Further, effective July 1, 1996, the day habilitation provider shall be
responsible for both transportation to and from the day habilitation service
setting and any other transportation during the day associated with day
habilitation service delivery.
(xi)
Professional services provided for the individual by qualified members of a
clinical discipline which are part of the development or implementation of an
individualized service plan and which are intended to enable the person and, as
appropriate, his or her family to cope with health care, emotional,
psychological, behavioral or programmatic issues. The purpose of the
professional service is to maintain or improve the person's health, safety or
level of functioning.
(xii)
Training, support and assistance in pursuing personal valued outcomes as stated
in the person's individualized service plan (ISP).
(xiii) Training, support and assistance in
self-advocacy and making informed choices.
(xiv) Training, support and assistance with
community inclusion and relationship building.

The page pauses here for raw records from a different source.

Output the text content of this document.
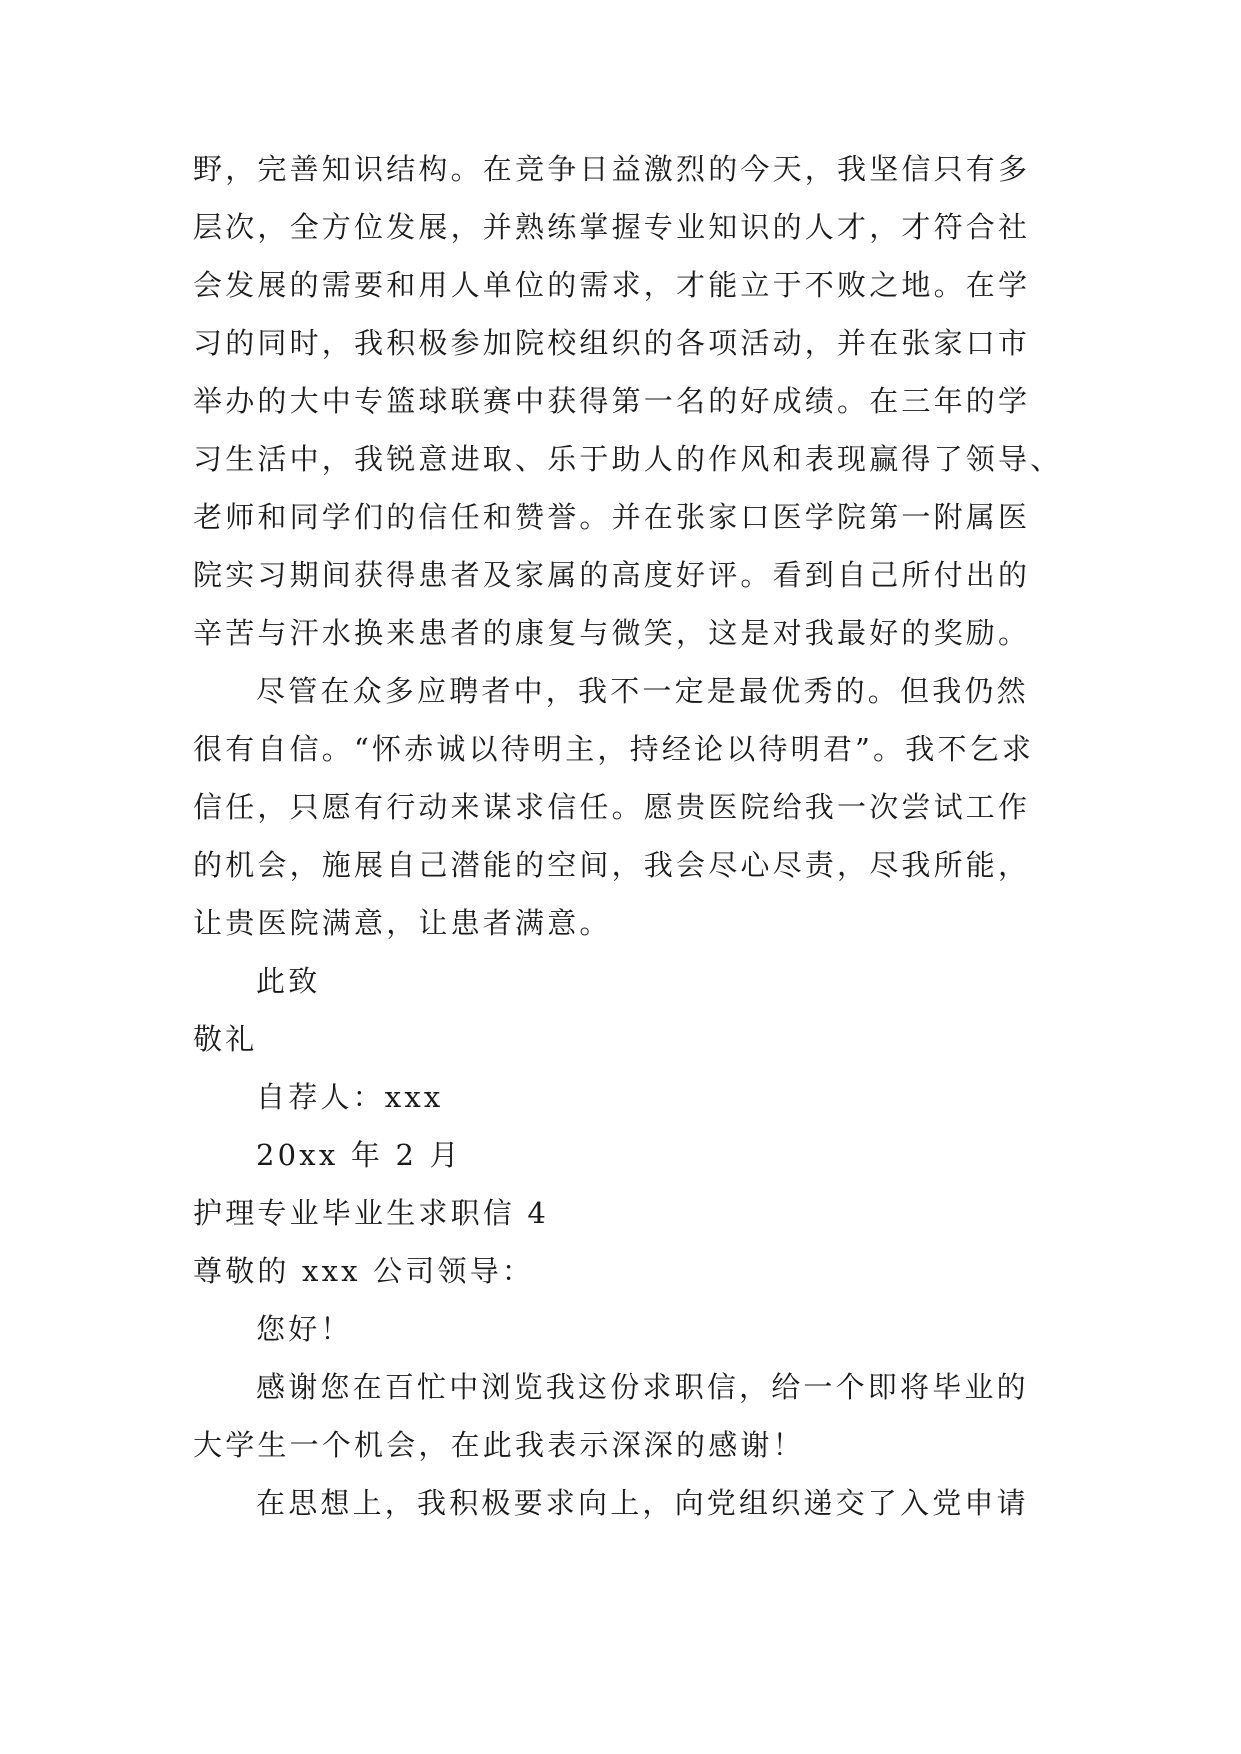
野，完善知识结构。在竞争日益激烈的今天，我坚信只有多
层次，全方位发展，并熟练掌握专业知识的人才，才符合社
会发展的需要和用人单位的需求，才能立于不败之地。在学
习的同时，我积极参加院校组织的各项活动，并在张家口市
举办的大中专篮球联赛中获得第一名的好成绩。在三年的学
习生活中，我锐意进取、乐于助人的作风和表现赢得了领导、
老师和同学们的信任和赞誉。并在张家口医学院第一附属医
院实习期间获得患者及家属的高度好评。看到自己所付出的
辛苦与汗水换来患者的康复与微笑，这是对我最好的奖励。
尽管在众多应聘者中，我不一定是最优秀的。但我仍然
很有自信。“怀赤诚以待明主，持经论以待明君”。我不乞求
信任，只愿有行动来谋求信任。愿贵医院给我一次尝试工作
的机会，施展自己潜能的空间，我会尽心尽责，尽我所能，
让贵医院满意，让患者满意。
此致
敬礼
自荐人：xxx
20xx 年 2 月
护理专业毕业生求职信 4
尊敬的 xxx 公司领导：
您好！
感谢您在百忙中浏览我这份求职信，给一个即将毕业的
大学生一个机会，在此我表示深深的感谢！
在思想上，我积极要求向上，向党组织递交了入党申请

(xv) Day habilitation services shall include
services which:
(a) are necessary to meet the
needs of individuals while receiving day habilitation services; and
(b) prior to August 1, 2004 could have been
met by home health aide or personal care services separately billed to
Medicaid.
(3)
Hourly community habilitation services (CH) are similar in
scope to residential habilitation services and day habilitation services,
however, the focus of these services is directed towards service delivery
occurring largely in community (non-certified) settings to facilitate and
promote independence and community integration. (See section
635-10.5[ab] of
this Subpart for further requirements related to CH services.)
(i) Community habilitation services include
all of the types of services specified in paragraphs (1) and (2) of this
subdivision.
(ii) Allowable
activities include all of the allowable activities specified in subparagraphs
(1)(i)-(xiv) and (2)(i)-(xiv) of this subdivision.
(4)
Community habilitation phase II
(CH II) services were delivered between October 1, 2012 and September
30, 2013 and are no longer available. CH II services are similar in scope to
residential habilitation services and day habilitation services. Individuals
who receive CH II must be residents of supervised individual residential
alternatives or supervised community residences who are not receiving
residential habilitation or day habilitation services. (See section
635-10.5[ac] of
this Subpart for further requirements related to CH II services.)
(i) Community habilitation phase II services
include all of the types of services specified in paragraphs (1) and (2) of
this subdivision.
(ii) Allowable
activities include all of the allowable activities specified in subparagraphs
(1)(i)-(xv) and (2)(i)-(xv) of this subdivision.